AutoSpectral improves spectral flow cytometry accuracy through optimised spectral unmixing and autofluorescence-matching at the cellular level

The advent of spectral flow cytometry has seen a rapid rise in the complexity of flow cytometry experiments, allowing the construction of assays with at least 50 fluorescent parameters. To correctly determine the contributions of each fluorophore’s signal to the high parameter data an accurate unmixing matrix needs to be generated. Even with single-stained controls, however, these matrixes include errors such as spillover spread, which compounds with each additional parameter, functionally limiting panel design. An additional source of errors is heterogeneity of cellular autofluorescence, which can affect both the unmixing matrix and misalign signals when the matrix is applied to individual cells in complex cell mixtures.

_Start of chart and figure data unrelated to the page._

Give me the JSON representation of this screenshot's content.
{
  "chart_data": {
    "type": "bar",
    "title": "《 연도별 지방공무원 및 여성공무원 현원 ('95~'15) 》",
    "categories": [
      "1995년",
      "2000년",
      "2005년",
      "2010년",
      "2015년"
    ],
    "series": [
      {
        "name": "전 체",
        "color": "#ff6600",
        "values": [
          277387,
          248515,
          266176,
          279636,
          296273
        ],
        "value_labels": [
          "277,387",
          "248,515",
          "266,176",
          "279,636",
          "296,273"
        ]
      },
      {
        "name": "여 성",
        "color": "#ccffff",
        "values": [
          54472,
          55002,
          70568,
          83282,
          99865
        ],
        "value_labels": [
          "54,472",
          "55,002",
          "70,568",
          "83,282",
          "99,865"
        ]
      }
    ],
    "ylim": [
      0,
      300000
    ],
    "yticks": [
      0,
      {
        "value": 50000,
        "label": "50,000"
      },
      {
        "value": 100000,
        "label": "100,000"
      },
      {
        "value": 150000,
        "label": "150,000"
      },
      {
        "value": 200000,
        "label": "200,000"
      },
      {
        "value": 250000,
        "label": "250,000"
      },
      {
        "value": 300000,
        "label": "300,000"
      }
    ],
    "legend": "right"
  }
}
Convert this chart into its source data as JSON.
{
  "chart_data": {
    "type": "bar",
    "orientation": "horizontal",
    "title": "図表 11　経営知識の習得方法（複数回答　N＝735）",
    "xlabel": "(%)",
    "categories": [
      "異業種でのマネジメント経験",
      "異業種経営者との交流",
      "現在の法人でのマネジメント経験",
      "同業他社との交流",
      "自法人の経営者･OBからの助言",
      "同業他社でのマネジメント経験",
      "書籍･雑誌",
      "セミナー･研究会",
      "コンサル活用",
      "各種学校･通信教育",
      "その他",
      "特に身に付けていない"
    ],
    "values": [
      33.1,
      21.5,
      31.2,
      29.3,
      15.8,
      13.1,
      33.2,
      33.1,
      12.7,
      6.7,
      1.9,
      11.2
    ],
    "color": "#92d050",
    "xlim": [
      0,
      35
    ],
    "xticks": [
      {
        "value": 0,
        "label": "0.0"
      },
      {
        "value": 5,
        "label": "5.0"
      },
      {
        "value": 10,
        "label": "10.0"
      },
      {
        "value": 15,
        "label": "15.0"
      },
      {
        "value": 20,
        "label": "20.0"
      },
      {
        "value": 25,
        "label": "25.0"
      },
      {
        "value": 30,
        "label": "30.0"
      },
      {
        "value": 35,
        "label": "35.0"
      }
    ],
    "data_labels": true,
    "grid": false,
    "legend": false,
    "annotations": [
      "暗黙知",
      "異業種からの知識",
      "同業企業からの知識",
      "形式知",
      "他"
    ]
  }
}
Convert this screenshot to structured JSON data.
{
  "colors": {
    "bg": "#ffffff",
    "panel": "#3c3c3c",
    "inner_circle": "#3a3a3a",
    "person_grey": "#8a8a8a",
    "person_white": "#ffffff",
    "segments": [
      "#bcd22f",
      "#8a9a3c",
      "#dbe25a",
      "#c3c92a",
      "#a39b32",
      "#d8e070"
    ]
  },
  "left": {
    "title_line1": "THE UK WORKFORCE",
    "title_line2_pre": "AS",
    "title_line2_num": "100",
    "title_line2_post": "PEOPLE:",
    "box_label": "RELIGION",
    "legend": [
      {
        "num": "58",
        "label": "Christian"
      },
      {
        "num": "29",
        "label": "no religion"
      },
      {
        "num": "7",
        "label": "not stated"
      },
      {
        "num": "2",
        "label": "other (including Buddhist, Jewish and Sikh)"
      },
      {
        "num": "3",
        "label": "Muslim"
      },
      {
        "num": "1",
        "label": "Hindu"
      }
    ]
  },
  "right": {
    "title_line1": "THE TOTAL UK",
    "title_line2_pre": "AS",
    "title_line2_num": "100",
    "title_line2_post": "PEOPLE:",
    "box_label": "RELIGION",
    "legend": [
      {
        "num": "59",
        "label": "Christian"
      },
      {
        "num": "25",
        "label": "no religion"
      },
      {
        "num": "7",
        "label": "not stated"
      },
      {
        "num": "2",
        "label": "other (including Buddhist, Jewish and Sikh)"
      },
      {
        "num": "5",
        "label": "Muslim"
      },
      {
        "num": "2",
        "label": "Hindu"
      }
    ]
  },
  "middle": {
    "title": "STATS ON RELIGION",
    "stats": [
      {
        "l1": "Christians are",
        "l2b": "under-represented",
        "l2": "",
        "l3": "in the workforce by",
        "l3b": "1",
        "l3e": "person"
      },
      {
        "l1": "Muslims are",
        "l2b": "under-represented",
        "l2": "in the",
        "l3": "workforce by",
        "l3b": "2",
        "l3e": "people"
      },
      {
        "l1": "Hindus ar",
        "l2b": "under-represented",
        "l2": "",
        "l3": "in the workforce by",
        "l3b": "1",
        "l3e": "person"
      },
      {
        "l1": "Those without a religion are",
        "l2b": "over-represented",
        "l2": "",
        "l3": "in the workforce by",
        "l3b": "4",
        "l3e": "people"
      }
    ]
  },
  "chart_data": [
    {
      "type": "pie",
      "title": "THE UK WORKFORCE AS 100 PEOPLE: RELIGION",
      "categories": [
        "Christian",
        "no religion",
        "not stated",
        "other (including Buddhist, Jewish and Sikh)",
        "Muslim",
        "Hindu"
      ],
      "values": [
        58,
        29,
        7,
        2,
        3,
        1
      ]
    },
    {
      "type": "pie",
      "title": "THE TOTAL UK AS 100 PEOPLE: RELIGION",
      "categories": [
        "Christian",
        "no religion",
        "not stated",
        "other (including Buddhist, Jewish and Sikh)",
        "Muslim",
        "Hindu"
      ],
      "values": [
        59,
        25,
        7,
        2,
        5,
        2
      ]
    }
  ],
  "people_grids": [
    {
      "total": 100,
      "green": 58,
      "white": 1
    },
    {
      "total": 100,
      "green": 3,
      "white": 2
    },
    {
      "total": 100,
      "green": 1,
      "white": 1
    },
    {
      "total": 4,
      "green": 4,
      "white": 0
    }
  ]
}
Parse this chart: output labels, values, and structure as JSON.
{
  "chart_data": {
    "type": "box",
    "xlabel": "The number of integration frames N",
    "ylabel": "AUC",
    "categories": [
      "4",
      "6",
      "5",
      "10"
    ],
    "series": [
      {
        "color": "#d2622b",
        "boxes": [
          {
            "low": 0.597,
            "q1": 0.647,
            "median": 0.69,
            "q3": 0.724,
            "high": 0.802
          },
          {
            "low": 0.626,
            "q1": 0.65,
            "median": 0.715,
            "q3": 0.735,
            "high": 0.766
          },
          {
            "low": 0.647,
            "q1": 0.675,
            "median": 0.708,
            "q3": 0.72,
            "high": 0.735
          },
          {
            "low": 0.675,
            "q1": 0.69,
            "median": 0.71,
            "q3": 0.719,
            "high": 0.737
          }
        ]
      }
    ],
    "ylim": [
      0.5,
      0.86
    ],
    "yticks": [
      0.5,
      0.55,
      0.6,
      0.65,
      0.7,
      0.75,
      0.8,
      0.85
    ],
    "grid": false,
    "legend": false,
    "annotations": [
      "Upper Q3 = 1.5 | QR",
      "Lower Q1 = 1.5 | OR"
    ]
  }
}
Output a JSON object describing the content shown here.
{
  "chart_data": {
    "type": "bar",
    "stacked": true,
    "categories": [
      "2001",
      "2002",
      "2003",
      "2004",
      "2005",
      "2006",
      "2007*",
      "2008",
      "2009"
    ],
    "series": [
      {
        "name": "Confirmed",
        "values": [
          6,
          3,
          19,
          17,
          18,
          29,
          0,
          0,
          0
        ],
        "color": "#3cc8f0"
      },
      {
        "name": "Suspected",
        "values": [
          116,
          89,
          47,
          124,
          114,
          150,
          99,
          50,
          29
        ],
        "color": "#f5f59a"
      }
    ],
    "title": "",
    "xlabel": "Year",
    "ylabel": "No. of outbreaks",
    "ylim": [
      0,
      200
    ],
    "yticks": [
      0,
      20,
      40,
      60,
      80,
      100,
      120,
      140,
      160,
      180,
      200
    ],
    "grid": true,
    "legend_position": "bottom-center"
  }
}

Here we developed AutoSpectral, a statistical approach to automate the production of minimal-residual error unmixing matrixes and pair multiple distinct multifluorescent spectra to individual cells within a mixed sample, via an R-based software tool. AutoSpectral improves unmixing accuracy, improving incorrectly assigned cell positions by up to 9000-fold, reduces spread, particularly in samples with variable autofluorescence, and allows multi-lineage analysis of mixed populations, providing superior data for spectral flow cytometry experiments.